Une telle grume, apte au tranchage ou au déroulage, possède
alors une valeur parfois considérablement supérieure aux bois de sciage (même
aux bois d'ébénisterie ou de carrosserie). Des chênes à tranchage de grande
classe ont dépassé le prix de 50.000 francs le mètre cube. Le bois
d'ébénisterie, lui-même, vaut sensiblement plus cher que le bois de menuiserie,
et surtout que le bois de charpente.
Il importe donc de savoir produire les meilleures
qualités de bois, car l'arbre forestier se cultive comme l'arbre
fruitier ou la vigne. On peut toujours, si pauvres que soient les sols et si
rigoureux que soient les climats, obtenir, avec une essence bien choisie, une
qualité acceptable. Mais, bien entendu, on ne peut pas songer obtenir partout
la qualité placage ; celle-ci, comme les grands crus de vins, n'est
obtenue que dans certaines conditions de climat et de sol.
Nous nous proposons d'étudier, dans ce numéro et dans des
articles ultérieurs, les méthodes à employer pour obtenir des bois de qualité
avec les principales essences forestières françaises.
À tout seigneur tout honneur, nous commencerons par le
CHÊNE, notre arbre national.
Nous rappelons qu'il existe, en France, plusieurs espèces de
chênes, en particulier le chêne rouvre (Quercus sessiliflora), le plus
répandu et le meilleur de nos chênes, celui qui est capable de produire les
bois de la plus haute qualité, et le chêne pédoncule (Quercus pedunculata),
à réserver aux sols compacts et plutôt humides.
Ces deux chênes se distinguent parfois assez difficilement,
mais le premier a des glands à cupules non pédonculées et une feuille
régulièrement ovale et pétiolée, tandis que le second a des glands dont les
cupules sont portées par un pédoncule plus ou moins long, tandis que la
feuille, élargie vers le tiers supérieur, n'a qu'un très court pétiole. Le
chêne rouvre a généralement un bois de couleur plus homogène et de texture plus
tendre, car il croît moins vite. Ses gourmands et ses nœuds sont généralement
moins nombreux et moins noirs que ceux du pédonculé.
À côté de ces deux chênes, existent d'autres espèces de
chênes moins répandues et dont la répartition obéit à des exigences bien
déterminées : le chêne pubescent, méridional, capable de remonter
dans des stations xérothermiques ; le chêne tauzin, maigre espèce
du Sud-Ouest ; le chêne vert, chêne méditerranéen à feuilles persistantes ;
le chêne liège, etc. Nous ne nous en occuperons pas ici.
Le chêne est traité soit en taillis simple, soit en taillis
sous futaie, soit en futaie.
En taillis, il donne du bois de feu, de l'écorce à tan, un
peu de bois de mine et quelques rares piquets de parc.

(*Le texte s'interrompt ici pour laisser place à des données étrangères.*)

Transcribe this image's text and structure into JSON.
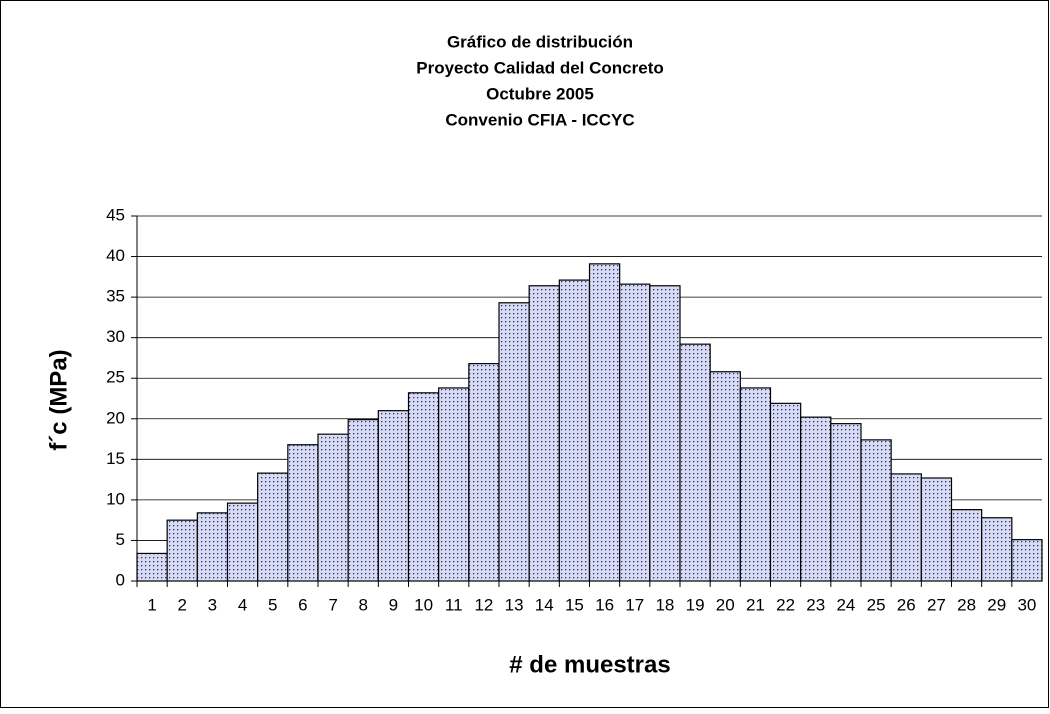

En taillis sous futaie, outre les produits ci-dessus
énumérés, il donne des bois d'oeuvre et d'industrie, dont le classement varie
suivant la grosseur des arbres abattus. Les petits chênes de 15 à 25
centimètres de diamètre donnent des bois de mine, des piquets de parc, de
petites grumes de charronnage (même si elles sont un peu courbes), et, en cas
de besoin, on peut en tirer quelques lames de parquets. À partir de 30 de
diamètre, on peut utiliser les grumes de chêne pour faire de petits merrains,
et, outre les frises à parquets, on peut y débiter des chevrons pour
huisseries, ou carcasses de meuble, ou, si la grume est noueuse ou flexueuse,
des traverses et traversines.
Les grumes de 40, 45 centimètres et plus de diamètre
commencent à présenter un certain intérêt commercial. Avec les billes de pied,
droites, cylindriques et nettes de défaut, on fait des plots menuiserie ou
ébénisterie (ébénisterie si les accroissements annuels sont réguliers, fins,
inférieurs ou égaux à 3 millimètres, et si la texture est inférieure à 2/3).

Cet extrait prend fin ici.